Ким взял странную привычку – класть нож у изголовья. В последнее время он не хотел противоречить снам.

Лежа в постели при выключенном свете, Дени глубоко дышал своей мощной грудью, перегоняя кубометры воздуха, словно промышленный компрессор. От Кима не исходило ни звука, он затаился или впал в спячку, сказать определенно не было никакой возможности. Вдруг Дени прошептал:

- Ты ж не спишь, Ким, да? Ты бы отсосал у Секея?

Тут стало ясно, что тишина, окутавшая Кима, - это красноречивое молчание. Правда, было неясно к кому оно обращено. Словно Ким с кем-то неспешно общался, с неким собеседником, обволакивавшим его на расстоянии пары сантиметров. Ким помедлил, прежде чем нарушить свою беседу:

- Хм, зависит, - глухо ответил он.

- Ну, у меня же ты брал за щеку, когда я гостил у тебя в Рёнсоне, да и сейчас мы в одной постели, - Дени осторожно поддел Кима локтем.

- А причем тут ты вообще? И причем тут байки южнокорейских СМИ? – равнодушно отмахнулся Ким.

- Оу, братишка, к чему так бросаться словами! – попытался было изобразить обиду Дени, но за этой интонацией проскочил рокоток его знаменитого густого смеха.

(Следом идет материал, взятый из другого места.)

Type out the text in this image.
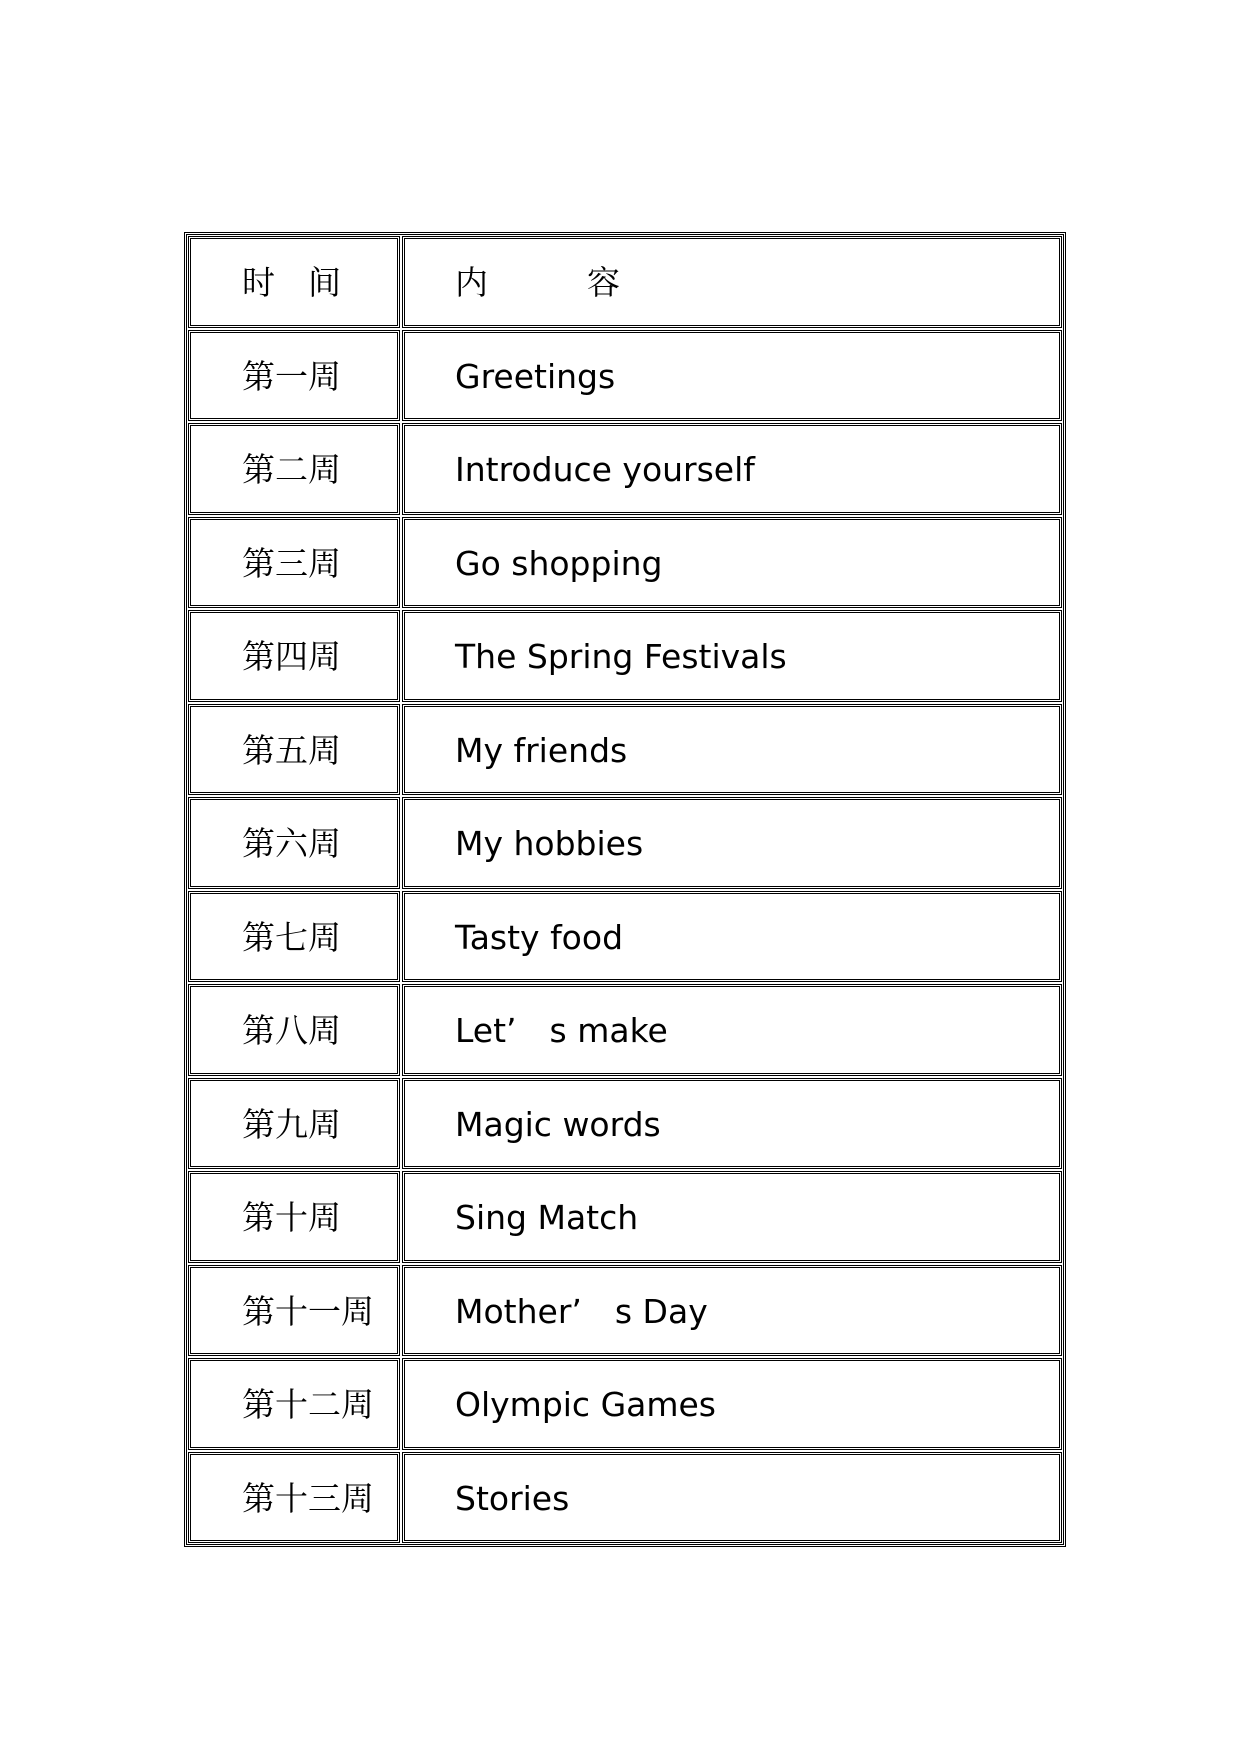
时　间	内　　　容
第一周	Greetings
第二周	Introduce yourself
第三周	Go shopping
第四周	The Spring Festivals
第五周	My friends
第六周	My hobbies
第七周	Tasty food
第八周	Let’　s make
第九周	Magic words
第十周	Sing Match
第十一周	Mother’　s Day
第十二周	Olympic Games
第十三周	Stories
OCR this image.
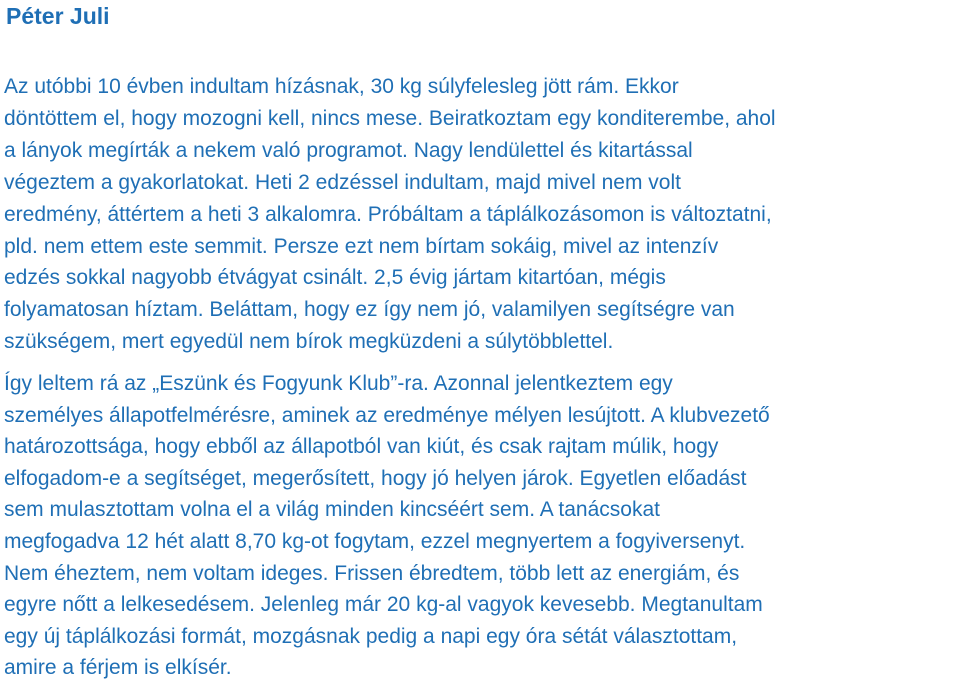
Péter Juli

Az utóbbi 10 évben indultam hízásnak, 30 kg súlyfelesleg jött rám. Ekkor
döntöttem el, hogy mozogni kell, nincs mese. Beiratkoztam egy konditerembe, ahol
a lányok megírták a nekem való programot. Nagy lendülettel és kitartással
végeztem a gyakorlatokat. Heti 2 edzéssel indultam, majd mivel nem volt
eredmény, áttértem a heti 3 alkalomra. Próbáltam a táplálkozásomon is változtatni,
pld. nem ettem este semmit. Persze ezt nem bírtam sokáig, mivel az intenzív
edzés sokkal nagyobb étvágyat csinált. 2,5 évig jártam kitartóan, mégis
folyamatosan híztam. Beláttam, hogy ez így nem jó, valamilyen segítségre van
szükségem, mert egyedül nem bírok megküzdeni a súlytöbblettel.

Így leltem rá az „Eszünk és Fogyunk Klub”-ra. Azonnal jelentkeztem egy
személyes állapotfelmérésre, aminek az eredménye mélyen lesújtott. A klubvezető
határozottsága, hogy ebből az állapotból van kiút, és csak rajtam múlik, hogy
elfogadom-e a segítséget, megerősített, hogy jó helyen járok. Egyetlen előadást
sem mulasztottam volna el a világ minden kincséért sem. A tanácsokat
megfogadva 12 hét alatt 8,70 kg-ot fogytam, ezzel megnyertem a fogyiversenyt.
Nem éheztem, nem voltam ideges. Frissen ébredtem, több lett az energiám, és
egyre nőtt a lelkesedésem. Jelenleg már 20 kg-al vagyok kevesebb. Megtanultam
egy új táplálkozási formát, mozgásnak pedig a napi egy óra sétát választottam,
amire a férjem is elkísér.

- Ты – сексуальная машина, воплощение перевода спермы в живую плоть. Если завтра кого и нужно будет выставлять в виде экспоната «Совершенный представитель человечества», то им будешь именно ты! – Ким развернулся из своего калачика и приподнялся на локте, в его глазах начинал разгораться жестокий огонек.

- Этот аспект сильно меняет поставленный мной вопрос? – Дени словно не замечал трансформаций, происходивших с Кимом.

- Разумеется! Половая связь с тобой – это всё равно, что быть публично трахнутым Президентом Земли или Капитаном Марса, - Ким оперся уже на оба локтя, его слабая гладкая грудь показалась из-под одеяла.

- Звучит не так уж и плохо, - мысленно прикидывая, ответил Дени.

- В этом-то всё и дело. Когда образ поглощает человека, то он становится властью, искусством, наукой или еще какой ерундой. Его член или вагина – частью знания для посвященных! - убавил напор Ким. – А сам он перестает быть тем Дени, парнишкой, что заколачивал данки в Далласе, или тем Дени, что сбегал с уроков в кинотеатр в Нейи.

- И кто же я для тебя теперь? – не особо копаясь в воспоминаниях, поинтересовался Дени.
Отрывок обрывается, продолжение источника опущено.